85 golf fuel injection problems
golf4 me
01-27-2004, 07:46 PM
I have a 85 golf gl 2dr with 1.8 8v 100 k MI on it. changed the fuel filter fuel pump is pumping good pressure to to inlet and cold fuel line, sealed cracked air tube.new coil strong spark, cleaned air flow plate seemed to move with no binding. probly sumpin stupid. any help many thank you's.
Bronco2
01-27-2004, 08:34 PM
What problem are you having?
golf4 me
01-28-2004, 07:29 PM
I had the same problem 1000 miles ago it ran for 5 minutes. then it seemed to be starving for gas. and finnally stopped i changed the filter and it ran fine. this timei changed the filter, cut the old open it had black discolorization, nothing serious. i have fuel at the fuel distributer feed and return and test port. with good pressure havent stuck a fuel pressure gauge on it yet. is there any problems inherent with cis-e fuel injection. I know its got a lot of miles on it but its so fun to drive.
boschmann
01-28-2004, 10:07 PM
Is that a CIS or CIS-E? The easiest way to tell apart: CIS-E would have a silver fuel distributor, CIS would be black.
golf4 me
01-29-2004, 04:42 PM
its a cis-e fuel distributor.
boschmann
01-30-2004, 09:02 AM
Interesting, I haven't seen any CIS-E systems on non-GTI's. Since it seems to run for a few minutes then dies when it warms up, I'd start with the coolant temp sensor for the injection.
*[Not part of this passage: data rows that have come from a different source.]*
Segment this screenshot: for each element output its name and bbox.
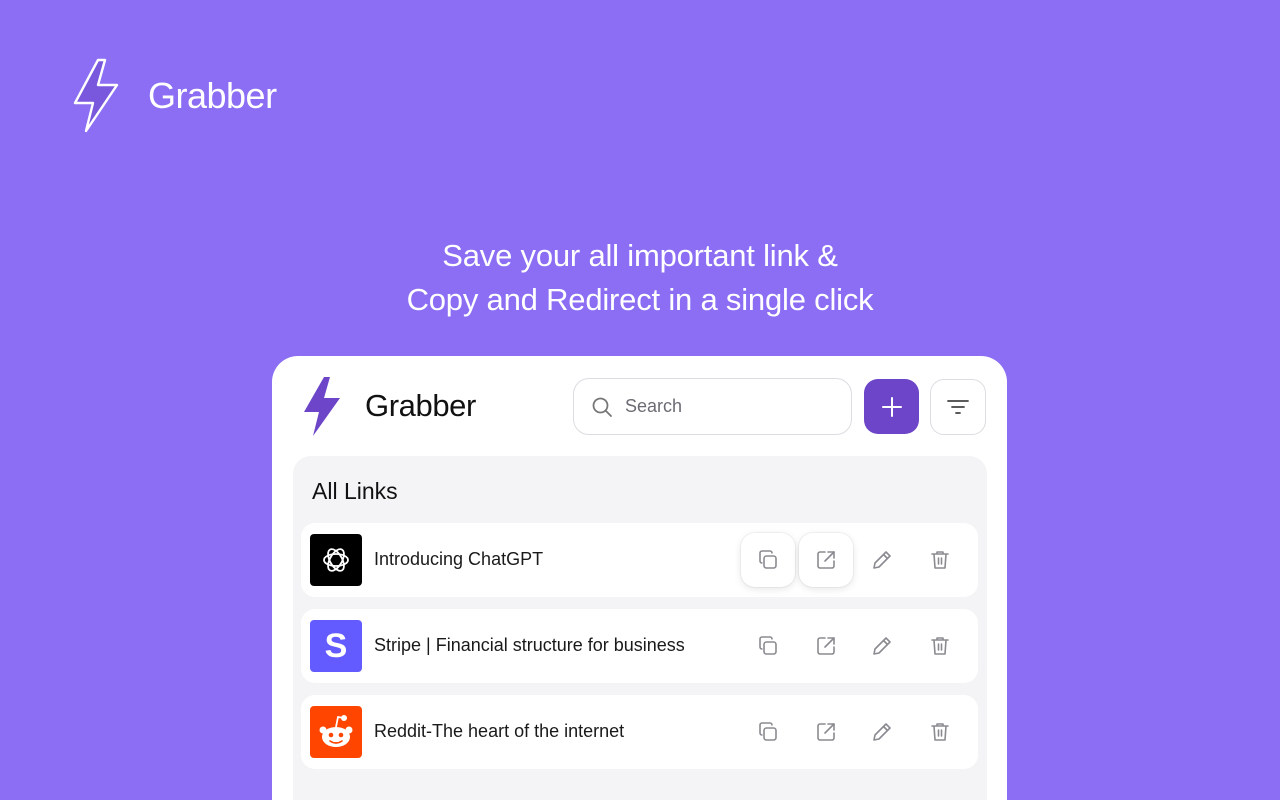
section-title: All Links [312, 478, 398, 504]
copy-button[interactable] [741, 533, 795, 587]
edit-button[interactable] [855, 533, 909, 587]
lightning-bolt-icon [304, 377, 340, 436]
hero-brand: Grabber [72, 58, 277, 134]
trash-icon [931, 723, 949, 741]
search-box[interactable] [573, 378, 852, 435]
hero-brand-name: Grabber [148, 75, 277, 116]
add-link-button[interactable] [864, 379, 919, 434]
trash-icon [931, 637, 949, 655]
search-icon [592, 397, 612, 417]
reddit-alien-icon [319, 715, 353, 747]
popup-header: Grabber [272, 356, 1007, 456]
stripe-logo-letter: S [324, 626, 348, 665]
pencil-icon [873, 637, 891, 655]
reddit-logo [310, 706, 362, 758]
pencil-icon [873, 723, 891, 741]
delete-button[interactable] [913, 705, 967, 759]
edit-button[interactable] [855, 619, 909, 673]
headline-line-2: Copy and Redirect in a single click [406, 282, 874, 317]
edit-button[interactable] [855, 705, 909, 759]
search-input[interactable] [623, 395, 827, 418]
link-title[interactable]: Stripe | Financial structure for busines… [374, 635, 685, 656]
plus-icon [881, 396, 902, 417]
link-row-chatgpt[interactable]: Introducing ChatGPT [301, 523, 978, 597]
extension-popup: Grabber All Links [272, 356, 1007, 800]
copy-icon [759, 636, 777, 655]
copy-button[interactable] [741, 705, 795, 759]
link-row-stripe[interactable]: S Stripe | Financial structure for busin… [301, 609, 978, 683]
external-link-icon [817, 551, 835, 569]
openai-logo-icon [323, 548, 349, 572]
filter-button[interactable] [930, 379, 986, 435]
external-link-icon [817, 723, 835, 741]
copy-icon [759, 550, 777, 569]
headline: Save your all important link & Copy and … [0, 234, 1280, 322]
copy-icon [759, 722, 777, 741]
open-link-button[interactable] [799, 533, 853, 587]
lightning-bolt-icon [73, 58, 119, 133]
copy-button[interactable] [741, 619, 795, 673]
popup-app-name: Grabber [365, 388, 476, 423]
filter-icon [947, 400, 969, 414]
openai-logo [310, 534, 362, 586]
link-title[interactable]: Reddit-The heart of the internet [374, 721, 624, 742]
stripe-logo: S [310, 620, 362, 672]
link-title[interactable]: Introducing ChatGPT [374, 549, 543, 570]
open-link-button[interactable] [799, 619, 853, 673]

It's located on the underside of the housing where the upper radiator hose goes into the cylinder head (blue connector). Resistance across the sensor pins should be about 2500 ohms @ 68 degrees F. Higher resistance at lower temps (e.g. around 4000 Ohms at 32 F) and lower resistance at higher temps (e.g. 200 Ohms when hot). They're not too expensive, so if you just decide to just replace it make sure you get the temp sensor for the injection, not for the temp guage in the dash. If the temp sensor seems okay, then you will probably need a special fuel guage set for testing CIS systems, and it gets complicated quick. Your fuel pumps can be running but not generating proper pressure, you will still get fuel at the distributor, just not the right pressure. Stalling out after the pump gets hot is not uncommon, does the pump noise sound different after it warms up?